Overall, the agency found that U.S. employment was flat last month, although cautioned that the data included 45,000 workers who were on strike and therefore counted as out of work. However, the health care sector continued to hire, slightly above its recent pace of about 25,000 new jobs per month. 

BLS reported that health care added 29,700 jobs in August, with 18,100 new positions in ambulatory care and 7,700 new jobs at hospitals. Overall, the health care sector has grown by 306,000 jobs across the past 12 months, representing about one-quarter of all new jobs created since August 2010.

Ambulatory care jobs continue to surge

More than 14.1 million people now work in the U.S. health care sector; nearly 6.2 million are in ambulatory health care services, about 4.8 million work in hospitals, and another 3.2 million work in nursing and residential care facilities.

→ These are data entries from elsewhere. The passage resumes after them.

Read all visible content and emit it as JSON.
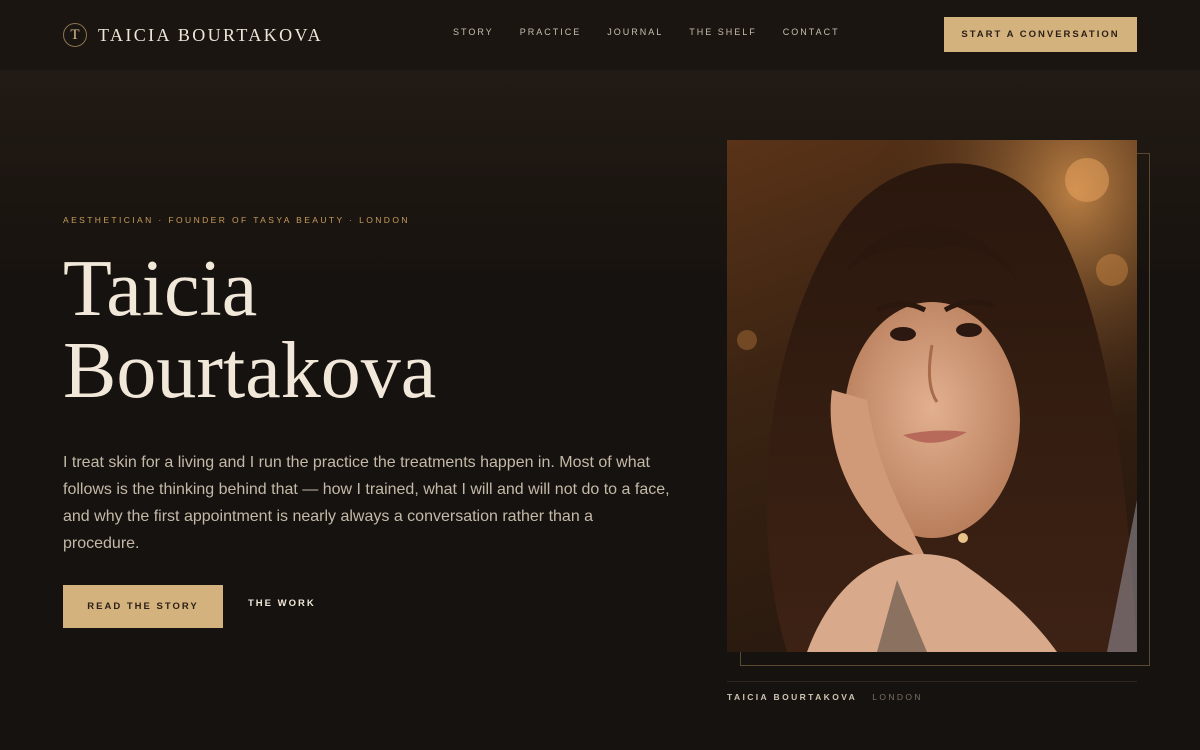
{
  "brand": {
    "mark": "T",
    "name": "TAICIA BOURTAKOVA"
  },
  "nav": {
    "items": [
      "STORY",
      "PRACTICE",
      "JOURNAL",
      "THE SHELF",
      "CONTACT"
    ],
    "cta": "START A CONVERSATION"
  },
  "hero": {
    "eyebrow": "AESTHETICIAN · FOUNDER OF TASYA BEAUTY · LONDON",
    "title_line1": "Taicia",
    "title_line2": "Bourtakova",
    "lede": "I treat skin for a living and I run the practice the treatments happen in. Most of what follows is the thinking behind that — how I trained, what I will and will not do to a face, and why the first appointment is nearly always a conversation rather than a procedure.",
    "primary_button": "READ THE STORY",
    "secondary_link": "THE WORK"
  },
  "portrait": {
    "caption_name": "TAICIA BOURTAKOVA",
    "caption_place": "LONDON"
  },
  "colors": {
    "background": "#16120f",
    "accent": "#d4b27e",
    "eyebrow": "#c79c5c",
    "text": "#f1e8da"
  }
}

In recent months, the growth rate of new jobs in ambulatory care has generally been double the job growth rate at hospitals. Ambulatory care jobs have grown by 2.9% in the past 12 months, whereas hospital jobs have grown 1.6%. While BLS revised down hospitals' job gains from July—suggesting that hospitals only added 11,000 jobs that month, rather than 14,000 positions—the agency also revised up its estimates on ambulatory care hiring. BLS now says that ambulatory care added 35,300 jobs since July began.

Fears that economic chill could catch up to health care

Some have warned that health care's days as a job-growth engine may wane, as providers pull back on capital investment and federal reimbursement cuts loom. A slew of hospitals recently cut staff and management positions, citing financial pressures (BLS release, 9/2).